A Concepção de um Biscoito Perfeito: Um Estudo Detalhado da Tecnologia de Fabricantes de Biscoitos

Este não é uma análise de produto. Em vez disso, vamos aprofundar além de dicas básicas de panificação para explicar como um fabricante de biscoitos realmente funciona do ponto de vista técnico. Estamos falando do encontro da engenharia mecânica, ciência de alimentos e automação industrial.
O artigo delineia a tecnologia passo a passo. Primeiro, examinaremos as leis mecânicas básicas e a ciência térmica envolvidas na produção de biscoitos a partir da massa.
Em seguida, exploraremos os sistemas de controle sofisticados e a automação que tornam possível a produção de biscoitos de alta precisão na atualidade.

Princípios Funcionais Principais

Todo fabricante de biscoitos funciona de maneira semelhante, seja um modelo de laboratório pequeno ou uma grande linha de produção industrial. Todos possuem os mesmos três sistemas: preparação da massa, formação e modelagem, e processamento térmico.
Para compreender completamente o funcionamento da máquina, é preciso dividi-la em sistemas individuais e entender cada um deles primeiro. Cada fase apresenta obstáculos de engenharia distintos. Além disso, cada um deles desempenha um papel direto na qualidade do biscoito final.

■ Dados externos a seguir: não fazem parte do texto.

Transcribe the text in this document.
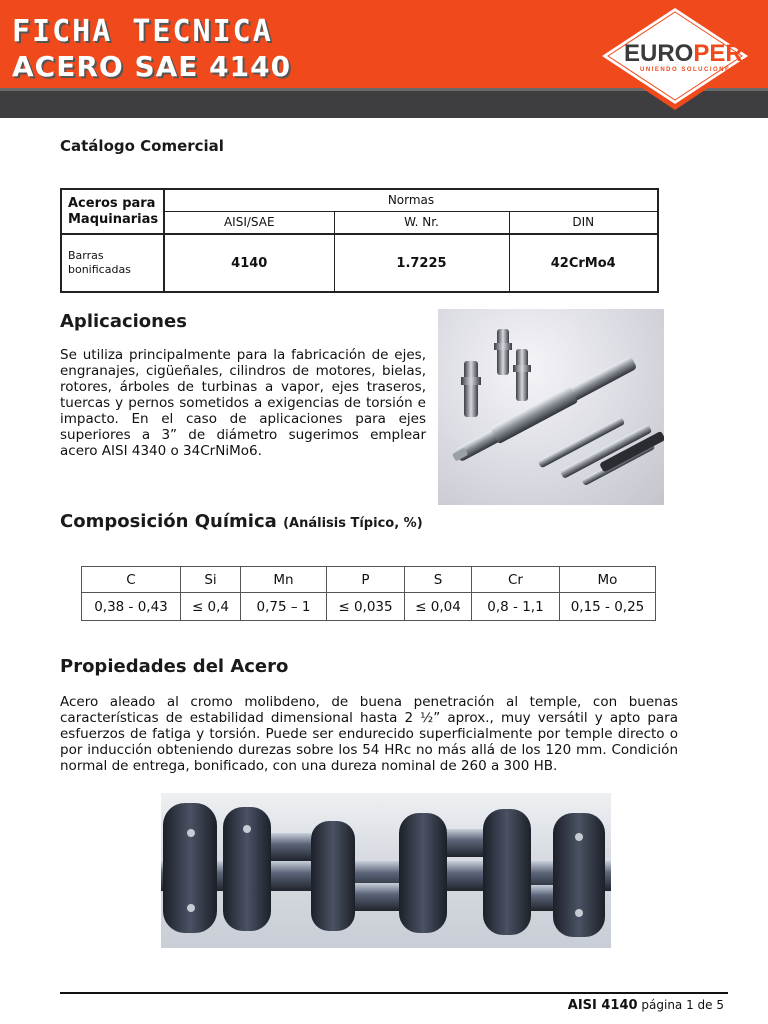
FICHA TECNICA
ACERO SAE 4140	EUROPER
UNIENDO SOLUCIONES
Catálogo Comercial
Aceros para
Maquinarias	Normas		
	AISI/SAE	W. Nr.	DIN

Barras
bonificadas	4140	1.7225	42CrMo4
Aplicaciones
Se utiliza principalmente para la fabricación de ejes,
engranajes, cigüeñales, cilindros de motores, bielas,
rotores, árboles de turbinas a vapor, ejes traseros,
tuercas y pernos sometidos a exigencias de torsión e
impacto. En el caso de aplicaciones para ejes
superiores a 3” de diámetro sugerimos emplear
acero AISI 4340 o 34CrNiMo6.
Composición Química (Análisis Típico, %)
C	Si	Mn	P	S	Cr	Mo
0,38 - 0,43	≤ 0,4	0,75 – 1	≤ 0,035	≤ 0,04	0,8 - 1,1	0,15 - 0,25
Propiedades del Acero
Acero aleado al cromo molibdeno, de buena penetración al temple, con buenas
características de estabilidad dimensional hasta 2 ½” aprox., muy versátil y apto para
esfuerzos de fatiga y torsión. Puede ser endurecido superficialmente por temple directo o
por inducción obteniendo durezas sobre los 54 HRc no más allá de los 120 mm. Condición
normal de entrega, bonificado, con una dureza nominal de 260 a 300 HB.
AISI 4140 página 1 de 5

Mistura e Preparação da Massa

O sistema de mistura tem uma função principal: criar uma mistura uniforme com as propriedades de fluxo corretas. Rheologia, o termo que os cientistas usam para isso, é a capacidade de um material de fluir. É nesta etapa que o processo começa.
Diferentes designs funcionam para diferentes necessidades. Para produção em lote, misturadores planetários são adequados. Para linhas de produção contínua, misturadores horizontais são melhores. O principal problema de engenharia é gerenciar o estresse na massa e regular a temperatura que aumenta devido ao atrito.
A velocidade e o tempo de mistura são parâmetros cruciais. Se misturar demais, desenvolverá glúten em excesso em massas à base de trigo. Isso tornará os biscoitos duros e mastigáveis, quando você deseja que sejam macios.
  • Incorporação de Ingredientes: A distribuição adequada de gorduras, açúcares, farinha e outros ingredientes é feita nesta etapa, garantindo a mistura uniforme de qualquer ingrediente. Sem essa etapa, seus biscoitos serão inconsistentes.
  • Aeração: A adição de ar à massa é uma característica da mistura. Este é o mecanismo de controle para a densidade final da massa, espalhamento do biscoito e o tipo de textura que ele terá ao assar.
  • Regulação de temperatura: Vários misturadores industriais são equipados com tigelas revestidas. Elas removem o calor gerado pelo atrito através de um refrigerante circulante (como glicol gelado), que mantém a temperatura adequada da massa.
  • Como funciona a tecnologia de fabricação de cookies: A engenharia por trás dos cookies perfeitos

Modelagem e Formatação

Este sistema é responsável pela modelagem dos biscoitos. Ele pega a massa em grande quantidade do misturador e a transforma em peças individuais com forma e peso uniformes.
As principais tecnologias são deposição, extrusão e moldagem rotativa. Cada método é projetado para tipos específicos de massa e necessidades do produto final.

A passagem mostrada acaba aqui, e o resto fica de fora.